Sebastian cradles his cup. “I am aware of my many gifts. However, who has time for such pursuits when the fashion-challenged require constant saving?”

He pauses, studying me with his sharp little eyes. “I find myself in the rather unprecedented position of needing to say, I’m sorr—sarcastically aware that I may not have been fair to you.”

“Wait. Are you trying to say you’re sorry?”

“No. I’m Sebastian Bellini. I’m saying… I acknowledge your greatness while reminding you that I am the sun. ”

“Oh, thank God. For a second, I thought I’d entered an alternate dimension.”

“Do not make this more insufferable than it already is,” he huffs. “I’ve been especially hard on you because you strutted into my space with confidence and zero regard for my reputation. Your arrogance and style were… irritatingly difficult to comprehend.”

“So I annoyed you into respecting me?”

“Precisely. The sassier you got, the more curious I became. I thought, this one… this little barracuda might be bold enough to swim with the sharks. And then there was Mr. Sterling. The way his eyes were glued on you. It was like watching a duke fall in love with a flamethrower.”

“He doesn’t love me, Sebastian. I don’t belong in his world.”

“Ridiculous!

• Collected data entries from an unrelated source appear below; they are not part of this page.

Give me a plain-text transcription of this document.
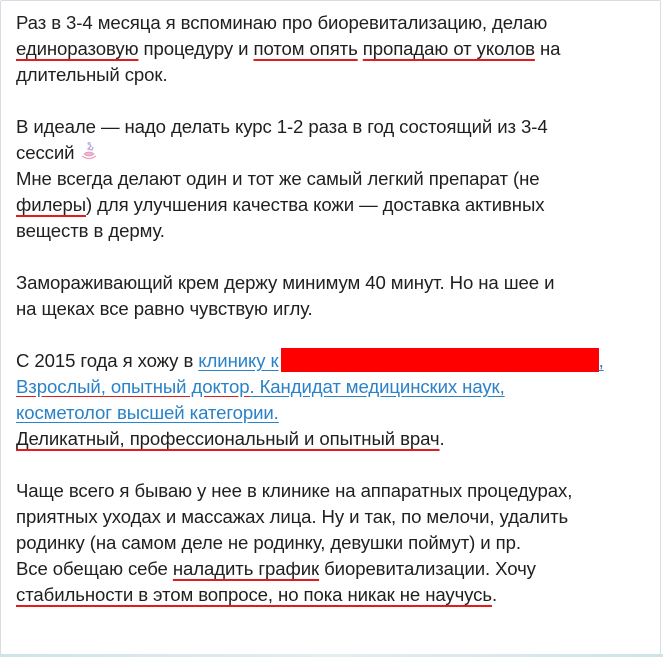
Раз в 3-4 месяца я вспоминаю про биоревитализацию, делаю
единоразовую процедуру и потом опять пропадаю от уколов на
длительный срок.
В идеале — надо делать курс 1-2 раза в год состоящий из 3-4
сессий
Мне всегда делают один и тот же самый легкий препарат (не
филеры) для улучшения качества кожи — доставка активных
веществ в дерму.
Замораживающий крем держу минимум 40 минут. Но на шее и
на щеках все равно чувствую иглу.
С 2015 года я хожу в клинику к	,
Взрослый, опытный доктор. Кандидат медицинских наук,
косметолог высшей категории.
Деликатный, профессиональный и опытный врач.
Чаще всего я бываю у нее в клинике на аппаратных процедурах,
приятных уходах и массажах лица. Ну и так, по мелочи, удалить
родинку (на самом деле не родинку, девушки поймут) и пр.
Все обещаю себе наладить график биоревитализации. Хочу
стабильности в этом вопросе, но пока никак не научусь.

Was not a single syllable of my incredibly moving personal story absorbed? I just told you— passionately , I might add—that belonging isn’t something they decide.

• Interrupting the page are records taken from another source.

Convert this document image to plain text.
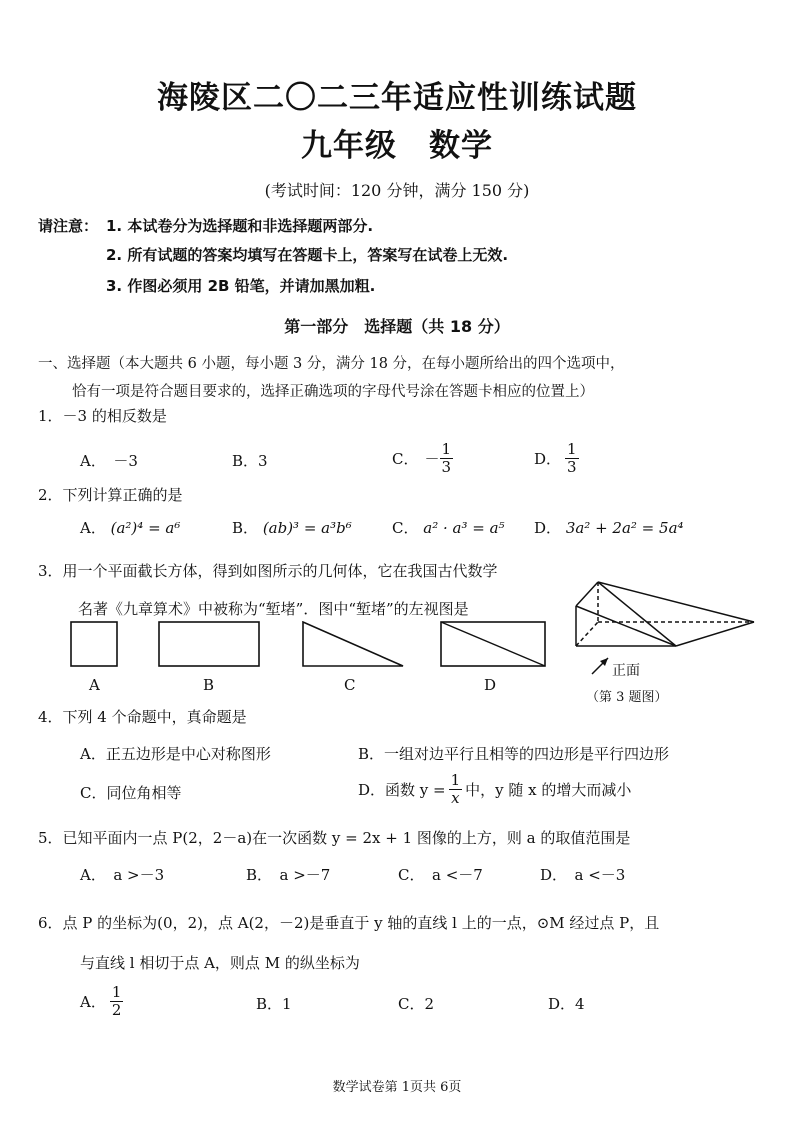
海陵区二〇二三年适应性训练试题
九年级　数学
(考试时间：120 分钟，满分 150 分)
请注意： 1. 本试卷分为选择题和非选择题两部分.
2. 所有试题的答案均填写在答题卡上，答案写在试卷上无效.
3. 作图必须用 2B 铅笔，并请加黑加粗.
第一部分　选择题（共 18 分）
一、选择题（本大题共 6 小题，每小题 3 分，满分 18 分，在每小题所给出的四个选项中，
恰有一项是符合题目要求的，选择正确选项的字母代号涂在答题卡相应的位置上）
1．－3 的相反数是
A．　－3	B．3	C． － $\frac{1}{3}$	D． $\frac{1}{3}$
2．下列计算正确的是
A． (a²)⁴ = a⁶	B． (ab)³ = a³b⁶	C． a² · a³ = a⁵ D． 3a² + 2a² = 5a⁴
3．用一个平面截长方体，得到如图所示的几何体，它在我国古代数学
名著《九章算术》中被称为“堑堵”．图中“堑堵”的左视图是
A	B	C	D
正面
（第 3 题图）
4．下列 4 个命题中，真命题是
A．正五边形是中心对称图形	B．一组对边平行且相等的四边形是平行四边形
C．同位角相等	D．函数 $y = \frac{1}{x}$ 中，y 随 x 的增大而减小
5．已知平面内一点 P(2，2－a)在一次函数 y = 2x + 1 图像的上方，则 a 的取值范围是
A．　a >－3	B．　a >－7	C．　a <－7	D．　a <－3
6．点 P 的坐标为(0，2)，点 A(2，－2)是垂直于 y 轴的直线 l 上的一点，⊙M 经过点 P，且
与直线 l 相切于点 A，则点 M 的纵坐标为
A． $\frac{1}{2}$	B．1	C．2	D．4
数学试卷第 1页共 6页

They don’t get to define your worth. You do.

Always. And if that handsome man is the one, then for the love of Prada, don’t let anyone stop you. ”

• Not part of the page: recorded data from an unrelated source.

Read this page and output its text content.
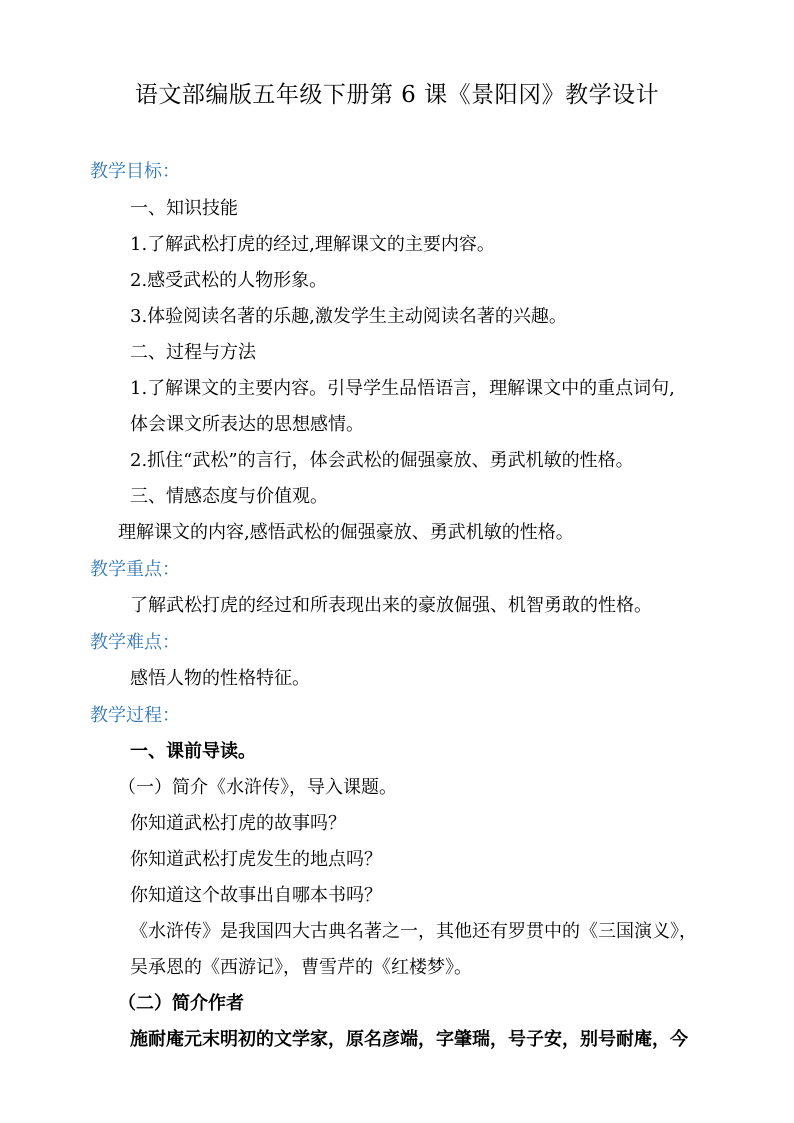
语文部编版五年级下册第 6 课《景阳冈》教学设计
教学目标：
一、知识技能
1.了解武松打虎的经过,理解课文的主要内容。
2.感受武松的人物形象。
3.体验阅读名著的乐趣,激发学生主动阅读名著的兴趣。
二、过程与方法
1.了解课文的主要内容。引导学生品悟语言，理解课文中的重点词句,
体会课文所表达的思想感情。
2.抓住“武松”的言行，体会武松的倔强豪放、勇武机敏的性格。
三、情感态度与价值观。
理解课文的内容,感悟武松的倔强豪放、勇武机敏的性格。
教学重点：
了解武松打虎的经过和所表现出来的豪放倔强、机智勇敢的性格。
教学难点：
感悟人物的性格特征。
教学过程：
一、课前导读。
（一）简介《水浒传》，导入课题。
你知道武松打虎的故事吗？
你知道武松打虎发生的地点吗？
你知道这个故事出自哪本书吗？
《水浒传》是我国四大古典名著之一，其他还有罗贯中的《三国演义》，
吴承恩的《西游记》，曹雪芹的《红楼梦》。
（二）简介作者
施耐庵元末明初的文学家，原名彦端，字肇瑞，号子安，别号耐庵，今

“I appreciate the pep talk, I really do. But Bryce made his choice, and it’s not me.”

He rises with signature grace, collecting our cups as he moves to the counter.

“Such a pity. You two were radiant together. And might I add, you’ve created quite the sensation—I have acquired several new clients thanks to your dramatic transformation! C’est la vie! Looks like I’ll be riding the wave of your new sister-in-law’s scandal instead.”

“What scandal? ”

“The Whitfield family’s spectacular implosion, naturally. What else could I mean?”

“What the hell are you saying? And don’t give me some cryptic fashion metaphor, or I’ll Photoshop Crocs onto every one of your clients and run a paid ad targeting the staff at Vogue .

His face twitches, then illuminates with delight.

“THERE she is! My spicy little honey badger.”

“Sebastian!”

“Rumor is, they’re bankrupt. I had an inkling, of course.

Their account has been delinquent for nearly two years, but one doesn’t discuss such vulgarities.

Mr. Whitfield borrowed beyond his means to keep up appearances.

The estates, the properties, even the jewelry—it’s all about to be seized.

And according to my sources, he’s looking at prison time. So naturally, he’s fled the country.”

The floor dissolves beneath my feet. Oh fuck.

Fiona’s card being declined. Her desperation. The rush to move up the wedding.

It all makes sense.

“My brother has no fucking clue! Fiona convinced him to marry her without a prenup. She’s gonna take everything he has.”

He gasps. “No. Not that magnificent, symmetrical specimen! He’s one of my most lucrative clients.”

“Glad your screwed-up priorities are consistent.”